« Courir » de Jean Echenoz (2)

Publié le 16 octobre 2010 par Sheumas

   Dans cette montée en puissance de celui qu’on appelle désormais « la Locomotive », Echenoz s’attache aussi à décrypter l’attitude de la presse sportive amatrice de coups d’éclats. Il suit de près ceux qui d’abord se réjouissent du « phénomène » puis finissent par se lasser du champion qui rafle tout et ne laisse plus aucune surprise. Il s’intéresse également à la présence des pouvoirs politiques qui tirent les ficelles. Au cours des compétitions, Zatopek représente ce qu’on appelait à l’époque « un pays de l’Est ». Le coureur n’est pas libre de ses mouvements. Il s’entraine et s’habille en rouge, s’entraine et s’echauffe derrière le fameux « rideau de fer ».

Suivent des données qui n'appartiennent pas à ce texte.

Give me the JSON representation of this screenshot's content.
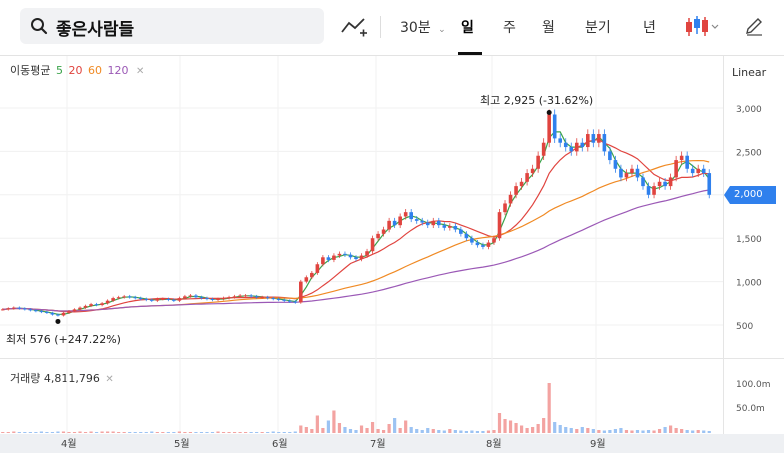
{
  "search": {
    "value": "좋은사람들"
  },
  "toolbar": {
    "interval": "30분",
    "periods": [
      "일",
      "주",
      "월",
      "분기",
      "년"
    ],
    "active_period": "일"
  },
  "ma_legend": {
    "label": "이동평균",
    "periods": [
      "5",
      "20",
      "60",
      "120"
    ],
    "colors": [
      "#3aa34a",
      "#e0443f",
      "#f08a24",
      "#9b59b6"
    ]
  },
  "volume_legend": {
    "label": "거래량",
    "value": "4,811,796"
  },
  "annotations": {
    "high": "최고 2,925 (-31.62%)",
    "low": "최저 576 (+247.22%)"
  },
  "yaxis": {
    "scale": "Linear",
    "ticks": [
      "3,000",
      "2,500",
      "2,000",
      "1,500",
      "1,000",
      "500"
    ],
    "current_price": "2,000"
  },
  "volume_axis": {
    "ticks": [
      "100.0m",
      "50.0m"
    ]
  },
  "xaxis": {
    "labels": [
      "4월",
      "5월",
      "6월",
      "7월",
      "8월",
      "9월"
    ]
  },
  "colors": {
    "up": "#e0443f",
    "down": "#2f80ed",
    "current_tag": "#2f80ed"
  },
  "chart_data": {
    "type": "candlestick",
    "price_range": [
      300,
      3200
    ],
    "volume_range": [
      0,
      110000000
    ],
    "months_x": [
      "4월",
      "5월",
      "6월",
      "7월",
      "8월",
      "9월"
    ],
    "closes": [
      680,
      690,
      700,
      690,
      680,
      670,
      660,
      650,
      640,
      620,
      610,
      640,
      660,
      680,
      700,
      720,
      740,
      730,
      750,
      780,
      810,
      820,
      830,
      820,
      810,
      800,
      790,
      780,
      800,
      800,
      790,
      780,
      810,
      830,
      840,
      820,
      810,
      800,
      790,
      800,
      810,
      820,
      830,
      840,
      840,
      830,
      820,
      820,
      810,
      800,
      790,
      780,
      770,
      760,
      1000,
      1050,
      1100,
      1200,
      1280,
      1250,
      1300,
      1320,
      1310,
      1280,
      1260,
      1300,
      1350,
      1500,
      1550,
      1600,
      1700,
      1650,
      1750,
      1800,
      1720,
      1700,
      1680,
      1650,
      1700,
      1650,
      1620,
      1640,
      1600,
      1550,
      1500,
      1450,
      1420,
      1400,
      1450,
      1500,
      1800,
      1900,
      2000,
      2100,
      2150,
      2250,
      2300,
      2450,
      2600,
      2925,
      2650,
      2600,
      2550,
      2500,
      2600,
      2550,
      2700,
      2600,
      2700,
      2500,
      2400,
      2300,
      2200,
      2250,
      2300,
      2200,
      2100,
      2000,
      2100,
      2150,
      2100,
      2200,
      2400,
      2450,
      2300,
      2250,
      2300,
      2250,
      2000
    ],
    "volumes": [
      2,
      2,
      3,
      2,
      2,
      2,
      2,
      3,
      2,
      2,
      3,
      3,
      2,
      2,
      3,
      2,
      3,
      2,
      3,
      3,
      3,
      2,
      2,
      2,
      2,
      2,
      2,
      3,
      2,
      2,
      2,
      2,
      3,
      2,
      2,
      2,
      2,
      2,
      2,
      3,
      2,
      2,
      2,
      2,
      2,
      2,
      2,
      2,
      2,
      3,
      2,
      2,
      2,
      3,
      15,
      12,
      8,
      35,
      10,
      25,
      45,
      20,
      12,
      8,
      6,
      15,
      10,
      22,
      8,
      6,
      18,
      30,
      10,
      25,
      12,
      8,
      6,
      10,
      8,
      6,
      5,
      8,
      6,
      5,
      4,
      5,
      4,
      4,
      5,
      6,
      40,
      28,
      25,
      20,
      15,
      10,
      12,
      18,
      30,
      100,
      22,
      16,
      12,
      10,
      8,
      12,
      10,
      8,
      6,
      5,
      6,
      8,
      10,
      6,
      5,
      6,
      5,
      6,
      5,
      8,
      12,
      15,
      10,
      8,
      6,
      5,
      6,
      5,
      4
    ]
  }
}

   Peut-être cela contribue-t-il à nourrir la légende. Echenoz va dans ce sens quand il passe en revue les lettres de ce nom désormais auréolé :

 

   Son patronyme devient aux yeux du monde l’incarnation de la puissance et de la rapidité, ce nom s’est engagé dans la petite armée des synonymes de la vitesse. Ce nom de Zatopek qui n’était rien, qui n’était rien qu’un drôle de nom, se met à claquer universellement en trois syllabes mobiles et mécaniques, valse impitoyable en trois temps, bruit de galop, vrombissement de turbine, cliquetis de bielles ou de soupapes scandé par le « k » final, précédé par le « z » initial qui va déjà vite, on fait « zzz » et ça va tout de suite vite, comme si cette consonne était un starter. Sans compter que cette machine est lubrifiée par un prénom fluide. La burette d’huile Emile est fournie avec le moteur Zatopek.